To calculate adjusted basis, we start with the original purchase price of an asset. From there we can increase basis by the amount of money spend improving the asset or by amounts paid for legal fees or selling costs. We decrease basis by taking into account amounts deducted for depreciation, casualty losses or theft losses.

The IRS discusses basis and adjusted basis in detail in Publication 551, Basis of Assets.

The following table highlights the key components of basis calculations.

Cost Basis

The basis of property you buy is usually its cost. The cost is the amount you pay in cash, debt obligations, other property, or services. Your cost also includes amounts you pay for the following items.

  • Sales tax,

  • Freight,

  • Installation and testing,

  • Excise taxes,

  • Legal and accounting fees (when they must be capitalized),

  • Revenue stamps,

  • Recording fees, and

  • Real estate taxes (if assumed for the seller).
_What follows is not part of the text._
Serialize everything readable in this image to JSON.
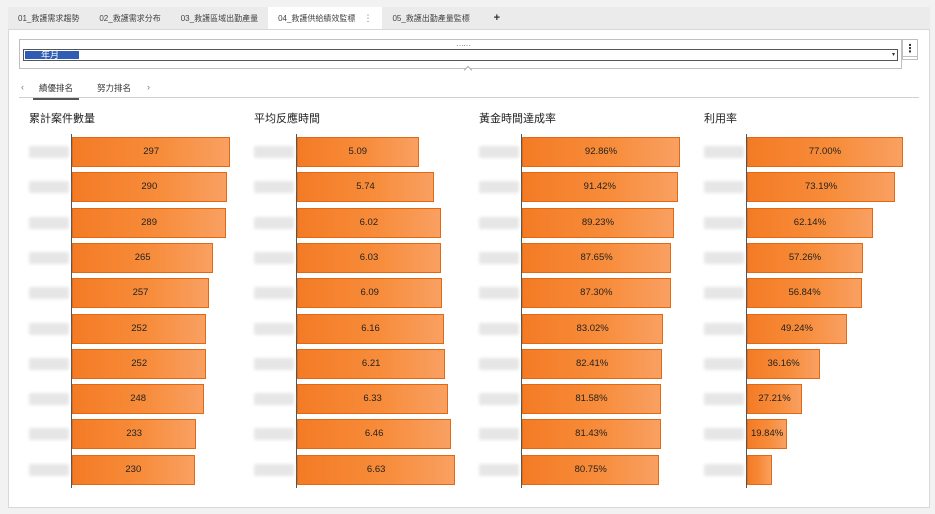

Source: cost basis section of Pub. 551.
   
Adjusted Basis
Before figuring gain or loss on a sale, exchange, or other disposition of property or figuring allowable depreciation, depletion, or amortization, you must usually make certain adjustments to the basis of the property. The result of these adjustments to the basis is the adjusted basis.
   
Increases to Basis  
Increase the basis of any property by all items properly added to a capital account. These include the cost of any improvements having a useful life of more than 1 year.  
Rehabilitation expenses also increase basis. However, you must subtract any rehabilitation credit allowed for these expenses before you add them to your basis. If you have to recapture any of the credit, increase your basis by the recaptured amount.  
If you make additions or improvements to business property, keep separate accounts for them. Also, you must depreciate the basis of each according to the depreciation rules that would apply to the underlying property if you had placed it in service at the same time you placed the addition or improvement in service. For more information, see Publication 946.  
The following items increase the basis of property:  
The cost of extending utility service lines to the property;  
Impact fees;  
Legal fees, such as the cost of defending and perfecting title;  
Legal fees for obtaining a decrease in an assessment levied against property to pay for local improvements;  
Zoning costs; and  
The capitalized value of a redeemable ground rent.  
   
Decreases to Basis
The following are some items that reduce the basis of property:  
Section 179 deduction;  
Nontaxable corporate distributions;  
Deductions previously allowed (or allowable) for amortization, depreciation, and depletion;  
Exclusion of subsidies for energy conservation measures;  
Certain vehicle credits;  
Residential energy credits;  
Postponed gain from sale of home;  
Investment credit (part or all) taken;  
Casualty and theft losses and insurance reimbursement;  
Certain canceled debt excluded from income;  
Rebates treated as adjustments to the sales price;  
Easements;  
Gas-guzzler tax;  
Adoption tax benefits; and  
Credit for employer-provided child care.